On one hand, we’re highly susceptible, perhaps more than a little frightened, utterly ordinary human beings. On the other, we’re resilient, inventive, courageous buddhas. I think of the millions of doctors and nurses and health aid workers and scientists and researchers giving all the hours of their days to fight the virus. The women who are sewing masks by the thousands to offer the gift of protection. The volunteers at testing stations. The people stocking shelves, delivering packages, making food for health workers, for children, for the elderly. These are the people on the front lines, but behind whom there’s legions more. Professors, school teachers, ballet instructors, therapists, journalists, artists—all working remotely. Priests, ministers, imams and rabbis leading communities virtually. Parents parenting their children intimately, constantly. In short, we’re all going about the business of living and finding new ways to do it in a world that’s changing so quickly. Having lost the ground under our feet, we turn toward one another to be each other’s ground. Buddhist or not, this is the wisdom of the Buddha Treasure. The clarity of the Dharma Treasure. The harmony of the Sangha Treasure. This is “sheltering in place,” where place is everywhere.
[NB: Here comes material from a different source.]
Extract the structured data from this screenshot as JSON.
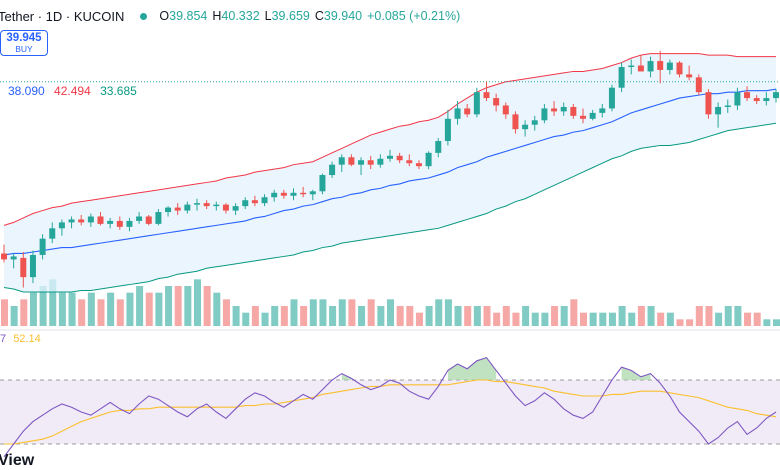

No one would have wished for this pandemic. No one would argue it’s a “gift” we could all do without. Yet, being faced with a reality we cannot deny, we have the opportunity to see that the groundlessness it has made so stark is in fact the way things always are. From a Buddhist perspective, change and disruption are a given, although here they’re magnified to a degree that’s impossible to ignore—which makes it that much more pressing to also find refuge within. I think this is what Daido Roshi meant when he said there are no safety nets. The Buddha doesn’t catch us. Our teacher doesn’t catch us. We catch ourselves. That too, is sheltering in place, where place is here and now. And because on occasion we do miss, we also catch each other.
When my friend Ann was bedridden and months away from death, I stopped by again for a visit. I hadn’t seen her in a couple of weeks and was shocked at how delicate she seemed.
I entered the room quietly, and approaching her bed, leaned forward to hug her.
“Aggggghh, aaaghhhh, aggggh!” Ann croaked. “You’re stepping on my oxygen line!”
I jumped back as if electrocuted and an instant later heard her laughter. “I’m joking,” she said, and opened her arms wide.
“Oh,” I mumbled with a weak laugh. “You scared me.” I held her lightly, hoping she couldn’t feel my heart hammering in my chest.
“I’m sorry,” she said. Then she looked at me. “This is scary, isn’t it?”
I nodded without saying anything.
“Yes, it is,” she said thoughtfully. “But you know, there’s the other too.”
“The other what?” I asked, when she didn’t explain.
“Well, you do have to wonder what happens next,” she said, and smiled. “There’s so many possibilities—which is exciting, if you think about it. At least, the scientist in me finds it exciting. Yes,” she nodded. “I’d like to see what happens next.”